Storage: What and why.
For generations open storage in the living rooms served convenience as organizing and display of; status, knowledge, collected artifacts, gifts and entertainment media. We display our gathered identifiers and stuff for each phase of our lives. In the end it usually lands on our kids to sort out what has some shred of worth to them as; memory, status or financial exchange to sell or integrate in their lives. Thanks to computers and the cloud we have little need for; records, documents, photo archives or sadly even lots of books. But the need for integrity through artifacts persists. There is a retro trend for LP records, midcentury modern wall storage and sideboards because we love having these reminders of our connection to things that co-form our experience and open discussion. Amid our screen dominated lives there remains a need for the graspable.
For the modern swiss adult, the bookcase, stereo/video/home cinema are still important features of our living rooms. As of 2012 you can for a reasonable cost use Sonos, a wifi Audio system throughout your home to play music from your Smartphone or computer. The stereo and cabinet are gone. Your flat screen TV/iMac can be set flush in the wall or simply moved to shared between home office and sideboard room divider. Quality digital prints on large format linen are great lifestyle statements.
Your books on your shelves gather dust and for the most part are no long reference or statement of what you know. We learn and access via feeds and queries and not so much by flipping pages. But books are wonderful ways of discovery and sharing them is a potent way to extend your experience. They can be loaned out to friends with a simple share software (see personal library app ref. below) so that your bookshelves would have an update function. The book shelf as grid or shelves for holding up dusty volumes which you read 30 years ago has long since lost its value because most older literature and academic texts are available online, fully keyword or quote searchable, for free, online. So the sound system and the storage of knowledge is for many disappearing from the living room. What’s next?

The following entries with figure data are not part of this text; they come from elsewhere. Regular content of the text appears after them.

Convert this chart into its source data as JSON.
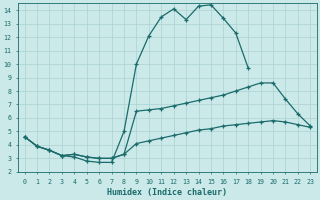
{
  "xlabel": "Humidex (Indice chaleur)",
  "bg_color": "#cce9e9",
  "grid_color": "#b0d4d4",
  "line_color": "#1a6b6b",
  "xlim": [
    -0.5,
    23.5
  ],
  "ylim": [
    2,
    14.5
  ],
  "xticks": [
    0,
    1,
    2,
    3,
    4,
    5,
    6,
    7,
    8,
    9,
    10,
    11,
    12,
    13,
    14,
    15,
    16,
    17,
    18,
    19,
    20,
    21,
    22,
    23
  ],
  "yticks": [
    2,
    3,
    4,
    5,
    6,
    7,
    8,
    9,
    10,
    11,
    12,
    13,
    14
  ],
  "line1_x": [
    0,
    1,
    2,
    3,
    4,
    5,
    6,
    7,
    8,
    9,
    10,
    11,
    12,
    13,
    14,
    15,
    16,
    17,
    18
  ],
  "line1_y": [
    4.6,
    3.9,
    3.6,
    3.2,
    3.1,
    2.8,
    2.7,
    2.7,
    5.0,
    10.0,
    12.1,
    13.5,
    14.1,
    13.3,
    14.3,
    14.4,
    13.4,
    12.3,
    9.7
  ],
  "line2_x": [
    0,
    1,
    2,
    3,
    4,
    5,
    6,
    7,
    8,
    9,
    10,
    11,
    12,
    13,
    14,
    15,
    16,
    17,
    18,
    19,
    20,
    21,
    22,
    23
  ],
  "line2_y": [
    4.6,
    3.9,
    3.6,
    3.2,
    3.3,
    3.1,
    3.0,
    3.0,
    3.3,
    6.5,
    6.6,
    6.7,
    6.9,
    7.1,
    7.3,
    7.5,
    7.7,
    8.0,
    8.3,
    8.6,
    8.6,
    7.4,
    6.3,
    5.4
  ],
  "line3_x": [
    0,
    1,
    2,
    3,
    4,
    5,
    6,
    7,
    8,
    9,
    10,
    11,
    12,
    13,
    14,
    15,
    16,
    17,
    18,
    19,
    20,
    21,
    22,
    23
  ],
  "line3_y": [
    4.6,
    3.9,
    3.6,
    3.2,
    3.3,
    3.1,
    3.0,
    3.0,
    3.3,
    4.1,
    4.3,
    4.5,
    4.7,
    4.9,
    5.1,
    5.2,
    5.4,
    5.5,
    5.6,
    5.7,
    5.8,
    5.7,
    5.5,
    5.3
  ]
}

The living room sideboard or shelving systems newer function is about fun and experience. Sure there might be a liquor cabinet in that sideboard but there are also clever games, objects of beauty or that start a conversation, tell a story or just plain have to be displayed because they represent the owner as icon. That is why sideboards are desirable again. For hundreds of years the sideboard, usually quite high ± 120 cm, was a place to display the status object of a family next to the dining table.
There are some nice examples of the traditional sideboard in the Berner History Museum and I have seen them in many others when we travel. As a lifestyle object, typically the sideboard doesn’t evolve from the bachelor’s bookshelf either high or low. It belongs in the home when one is established and purchased as a conscious statement that one has enough space, character and wealth that it really should be protected and presented. This is what is special about a sideboard over a shelving system. Open and closed storage. Closed to keep things clean, safe and the ritual of taking them out on occasions for show and use. But there also needs to be open storage for the objects which are just asking to be; shown off, picked up, discussed and maybe even played with. For instance a fine japanese tea set, several art books that don’t need to clutter the salon table, a tessellation puzzle from Escher or a drawer full of toys for the small children to play with. The sideboard now is a furniture to share experiences with friends and family.
The wall shelf has also been re-invented and tends to float or suspend from the wall, playfully displaying fewer objects, relics and images_ usually with a playful method or geometry.